In Hannover rechtfertigte zur gleichen Zeit Umweltminister Wolfgang Jüttner den Widerstand der Niedersachsen gegen das neue rot-grüne Naturschutzgesetz. Dem Gesetz verweigerte dann auch das einzige Bundesland, das nur von der SPD regiert wird, in der Länderkammer die Zustimmung. Neben den unionsregierten Ländern rief auch Niedersachsen gestern in Sachen Naturschutz den Vermittlungsausschuss an.

Auch wenn Bundeskanzler Gerhard Schröder immer noch seinen privaten Wohnsitz in Hannover hat, auf den dort regierenden Ministerpräsidenten Sigmar Gabriel und seine Landesregierung kann sich die rot-grüne Bundesregierung nicht verlassen. Zunächst nörgelte Gabriel an Berliner Vorhaben wie dem 630-Mark-Gesetz nur herum. Beim Dosenpfand probte der 42-Jähige dann erstmals den Aufstand. Inzwischen kann man sicher sein, dass Niedersachsen in der Länderkammer im Zweifel gegen die Umwelt und für die Wirtschaft oder auch gegen Bürgerrechte und für den starken Staat votieren wird.

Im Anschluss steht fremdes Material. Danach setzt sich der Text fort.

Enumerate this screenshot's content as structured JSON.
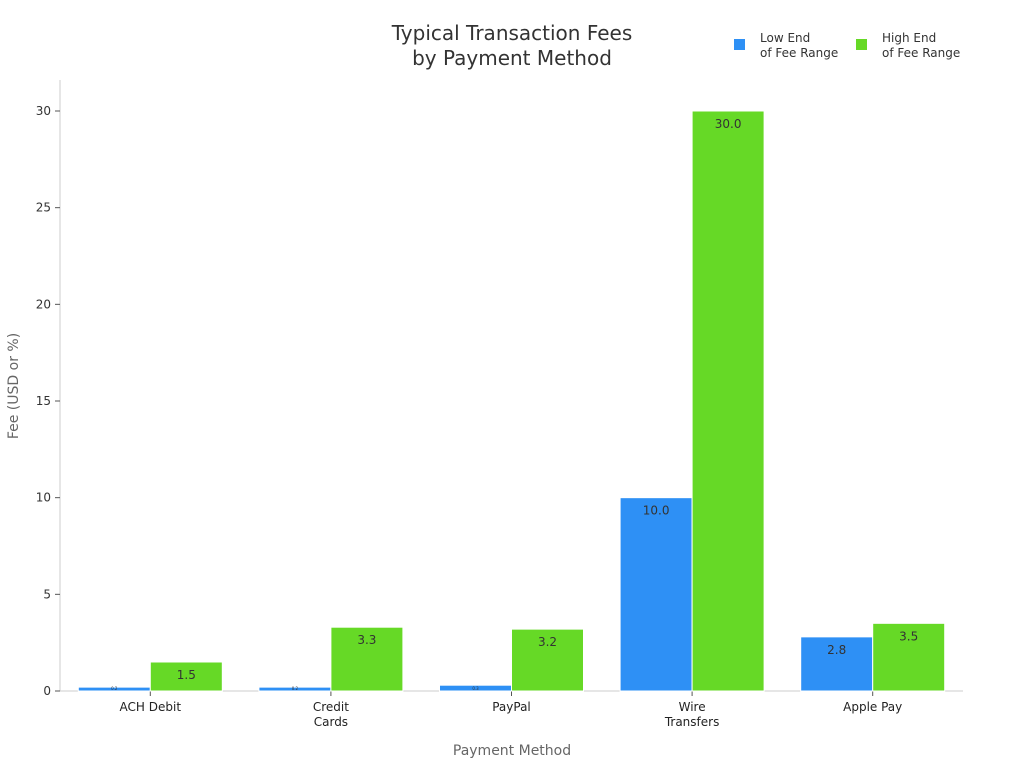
{
  "chart_data": {
    "type": "bar",
    "title": "Typical Transaction Fees\nby Payment Method",
    "xlabel": "Payment Method",
    "ylabel": "Fee (USD or %)",
    "categories": [
      "ACH Debit",
      "Credit\nCards",
      "PayPal",
      "Wire\nTransfers",
      "Apple Pay"
    ],
    "series": [
      {
        "name": "Low End\nof Fee Range",
        "color": "#2E90F5",
        "values": [
          0.2,
          0.2,
          0.3,
          10.0,
          2.8
        ]
      },
      {
        "name": "High End\nof Fee Range",
        "color": "#66D926",
        "values": [
          1.5,
          3.3,
          3.2,
          30.0,
          3.5
        ]
      }
    ],
    "ylim": [
      0,
      31.5
    ],
    "yticks": [
      0,
      5,
      10,
      15,
      20,
      25,
      30
    ],
    "grid": false,
    "legend": "top-right",
    "data_labels": true
  }
}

Beim zweiten Anti-Terror-Paket, dessen Verabschiedung der 55-jährige gelernte Studienrat Bartling gestern so vehement begrüßte, suchten die Niedersachsen sogar den Schulterschluss mit Bayern. Die beiden von absoluten Mehrheiten geführten Länder brachten einen gemeinsamen Antrag auf Verschärfung des zweiten Gesetzespaketes von Otto Schily in die Länderkammer ein. Sie wollten noch schnellere Abschiebungen von verdächtigten Ausländern und mehr Schnüffelkompetenzen auch für die Landesämter für Verfassungsschutz durchsetzen. Immerhin im zweiten Punkt setzten sie sich auch durch. Der Zusammenarbeit von Niedersachsen und Bayern ist es geschuldet, dass nun Banken und Telekommunikationsunternehmen auch den Verfassungsschützern der Länder Auskünfte über Kontostände oder Telefonate geben müssen.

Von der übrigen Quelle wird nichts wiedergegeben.